DNS tunnelling is just another tunnelling technique. Usually, it is called VPN over DNS too, it is just naming. What it makes it very popular is that not all carriers or network administrators are aware of it or if they are, they don't know exactly how to stop it. Rogers, one of the biggest telecommunication carrier in Canada and Telcel the biggest player of mobile telephony in Mexico, both allow DNS tunnelling (I don't doubt others carriers do as well), so when you run out of data in your plan you can still connect if you configure it in your mobile. This is because smartphones need to connect to some carrier servers regardless if you have right to 2G/3G/4G data access or not; smartphones still have access to the local DNS server. Local networks have the same symptom because DNS is used to access many IT services like the Active Directory, it is very difficult to differentiate between a true legitimate DNS query and DNS tunnelling traffic without proper tools.
Because of this, I am going to describe how this technique works.
The DNS Protocol
The DNS protocol is one of the oldest protocol on the Internet. It lacks security by design (although there are some security layers such as SecDNS and the new DNS over TLS). Its architecture of zone delegation allows forwarding DNS request to other servers.

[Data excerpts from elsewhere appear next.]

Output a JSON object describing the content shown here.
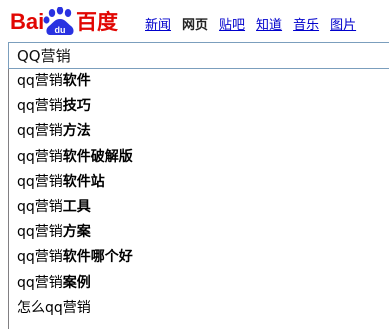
{
  "logo": {
    "text_left": "Bai",
    "text_right": "百度",
    "paw_text": "du"
  },
  "nav": [
    {
      "label": "新闻",
      "current": false
    },
    {
      "label": "网页",
      "current": true
    },
    {
      "label": "贴吧",
      "current": false
    },
    {
      "label": "知道",
      "current": false
    },
    {
      "label": "音乐",
      "current": false
    },
    {
      "label": "图片",
      "current": false
    }
  ],
  "search": {
    "value": "QQ营销"
  },
  "suggestions": [
    {
      "query": "qq营销",
      "rest": "软件"
    },
    {
      "query": "qq营销",
      "rest": "技巧"
    },
    {
      "query": "qq营销",
      "rest": "方法"
    },
    {
      "query": "qq营销",
      "rest": "软件破解版"
    },
    {
      "query": "qq营销",
      "rest": "软件站"
    },
    {
      "query": "qq营销",
      "rest": "工具"
    },
    {
      "query": "qq营销",
      "rest": "方案"
    },
    {
      "query": "qq营销",
      "rest": "软件哪个好"
    },
    {
      "query": "qq营销",
      "rest": "案例"
    },
    {
      "query": "怎么qq营销",
      "rest": ""
    }
  ],
  "colors": {
    "logo_red": "#e10602",
    "logo_blue": "#2932e1",
    "link": "#0000cc",
    "input_border": "#7b9ebd"
  }
}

Your computer has at least one DNS server configured, if you are in your home, this DNS server is usually your Internet router. The DNS server that resides inside that router (or any LAN) has a trust relationship. This means it will resolve all DNS requests. When your computer asks for google.com, your local DNS server will look for the request your computer asks for, this is commonly called a recursive DNS. Usually, You don't find recursive DNS servers on the Internet only in local networks. As this DNS server does not host google.com zone, it will look for it and it will grab the request answer for you.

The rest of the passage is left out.